ひたすらカラフルな縞模様が並ぶ絵画…抽象画の好きな方は見たことがあるかもしれません。
ブリジット・ライリー (1981) Ra 引用元: https://www.artfund.org/whats-on/exhibitions/2019/06/15/bridget-riley-exhibition
この絵の作者は
ブリジット・ライリー
(1930-)、錯視芸術の代表的なアーティストです。
経歴
ロンドンの有名な美大Goldsmith College およびRoyal College of Art出身。
ヴィクトル・ヴァザルリやリチャード・アヌシキェヴィチと共にオプ・アートの代表的芸術家として有名で、MoMAやTATEにも展示されています。
カラフルな線で分かれた幾何学模様が目の錯覚を起こす作品は、点描画家ジョルジュ・スーラへからインスピレーションを受けたといいます。
1960頃からオプアートに取り組み始め、ヴァザルリと同じく"The Responsive Eye"展 で展示されたことで一躍有名になりました。
ブリジット・ライリー(1964) Pause
引用元: https://www.wsj.com/amp/articles/bridget-riley-review-the-varieties-of-visual-experience-11578343795
初期は白黒の作品を製作していましたが、
1970年頃から色や曲線を使い始め、
より強く視覚に訴える作品となりました。
ブリジット・ライリー (1967) Cataract 3. 引用元: http://realitybitesartblog.blogspot.com/2011/06/bite-125-bridget-riley-cataract-3-1967.html?m=1
Cataractには大滝、という意味のほか白内障という意味もあります。滝の水のような模様も感じるし視覚を惑わせるような模様でもありますね。

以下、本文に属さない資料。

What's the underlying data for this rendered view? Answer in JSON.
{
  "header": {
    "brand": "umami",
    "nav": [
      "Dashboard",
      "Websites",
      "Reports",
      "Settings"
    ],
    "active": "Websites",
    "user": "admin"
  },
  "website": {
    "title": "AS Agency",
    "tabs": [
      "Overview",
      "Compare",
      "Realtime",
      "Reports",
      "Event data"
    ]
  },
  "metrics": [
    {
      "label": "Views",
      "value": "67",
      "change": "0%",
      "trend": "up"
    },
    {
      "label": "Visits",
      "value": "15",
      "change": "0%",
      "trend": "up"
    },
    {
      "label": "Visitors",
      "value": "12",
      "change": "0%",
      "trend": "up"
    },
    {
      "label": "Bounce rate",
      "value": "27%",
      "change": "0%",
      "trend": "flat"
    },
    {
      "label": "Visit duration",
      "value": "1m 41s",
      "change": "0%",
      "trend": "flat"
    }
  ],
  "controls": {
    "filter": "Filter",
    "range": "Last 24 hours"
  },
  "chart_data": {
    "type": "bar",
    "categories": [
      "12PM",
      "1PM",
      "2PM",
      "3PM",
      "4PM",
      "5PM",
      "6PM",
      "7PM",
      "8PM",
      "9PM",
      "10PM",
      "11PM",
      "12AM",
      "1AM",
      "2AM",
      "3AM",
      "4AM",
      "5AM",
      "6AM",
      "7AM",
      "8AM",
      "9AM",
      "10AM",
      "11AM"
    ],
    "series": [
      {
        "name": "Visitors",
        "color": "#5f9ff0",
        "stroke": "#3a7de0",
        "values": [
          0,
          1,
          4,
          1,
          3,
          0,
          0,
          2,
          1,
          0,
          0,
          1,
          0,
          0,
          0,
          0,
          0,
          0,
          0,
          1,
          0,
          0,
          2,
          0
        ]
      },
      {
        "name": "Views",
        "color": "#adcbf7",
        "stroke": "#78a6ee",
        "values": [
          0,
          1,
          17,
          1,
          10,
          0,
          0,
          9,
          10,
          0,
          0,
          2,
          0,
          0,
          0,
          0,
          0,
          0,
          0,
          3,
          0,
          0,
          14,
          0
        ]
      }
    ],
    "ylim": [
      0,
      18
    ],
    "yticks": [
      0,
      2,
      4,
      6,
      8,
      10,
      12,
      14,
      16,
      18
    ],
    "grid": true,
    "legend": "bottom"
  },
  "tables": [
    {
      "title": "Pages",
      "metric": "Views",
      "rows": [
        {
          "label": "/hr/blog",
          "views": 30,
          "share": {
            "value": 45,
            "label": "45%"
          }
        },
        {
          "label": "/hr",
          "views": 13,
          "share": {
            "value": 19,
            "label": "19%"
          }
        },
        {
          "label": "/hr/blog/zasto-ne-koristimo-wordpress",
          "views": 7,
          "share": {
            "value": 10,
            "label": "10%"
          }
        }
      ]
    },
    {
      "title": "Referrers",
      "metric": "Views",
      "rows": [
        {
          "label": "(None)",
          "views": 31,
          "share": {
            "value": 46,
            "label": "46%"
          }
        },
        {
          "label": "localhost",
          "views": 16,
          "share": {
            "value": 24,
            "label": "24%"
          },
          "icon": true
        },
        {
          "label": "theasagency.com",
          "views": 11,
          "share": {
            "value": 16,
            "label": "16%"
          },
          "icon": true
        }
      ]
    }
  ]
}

白黒と違い、色は人によって、また隣り同士の色によっても見え方が変わってしまいますが、この不安定さを利用することで新たなスタイルを生み出しました。
ブリジット・ライリー (1967-8) Late Morning. 引用元: https://www.tate.org.uk/whats-on/tate-britain/exhibition/bridget-riley
1980年頃は純粋に視覚に訴えかける作品を制作し、"究極的なアイデンティティ"として形や色を扱うようになりました。

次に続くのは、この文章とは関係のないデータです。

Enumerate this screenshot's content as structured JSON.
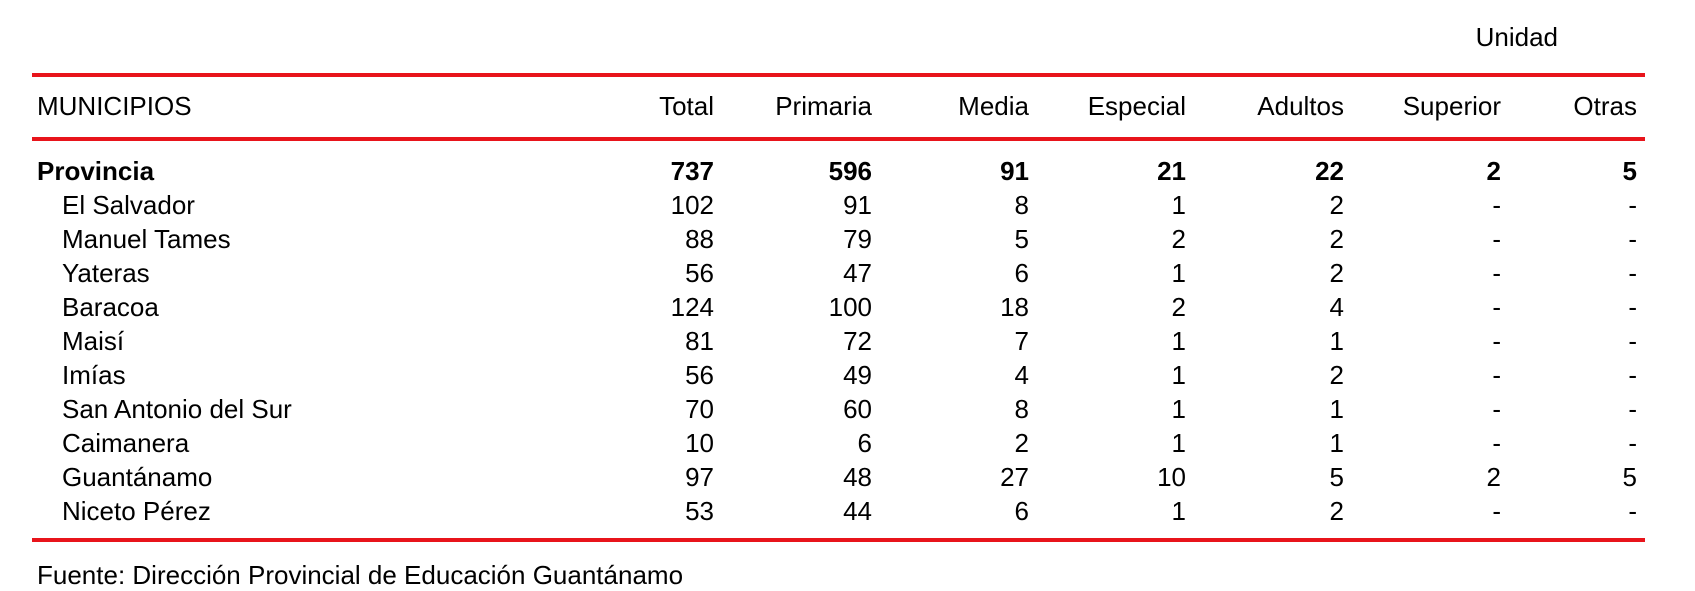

ブリジット・ライリー(1993) ナタラジャ 引用元:https://www.tate.org.uk/whats-on/tate-liverpool/exhibition/dla-piper-series-twentieth-century/twentieth-century-exhibition-2
1980年ごろから規則性だけでなくリズムや空間も意識していましたが、90年からはそれを発展させ、色のブロックに分けた作風になりました。
右から左下へと流れる色によって、踊りのようなリズムや大きな動きが感じられます。
ブリジット・ライリー(2013) Arcadia 5
引用元: https://www.artsy.net/artwork/bridget-riley-arcadia-5
1990年代後半から現在にかけて、曲線を多用して画面がひときわ複雑になり、淡い色でウェーブ状の動きが感じられる絵を描くようになりました。
ブリジット・ライリーの作品は一貫して、色や形を抑えた非常にシンプルなスタイルでしたが、画風を大きく変化させながらテーマを追求し続けました。
どの作風も目を楽しませるリズム感があり、これからの変化も目が離せないアーティストです。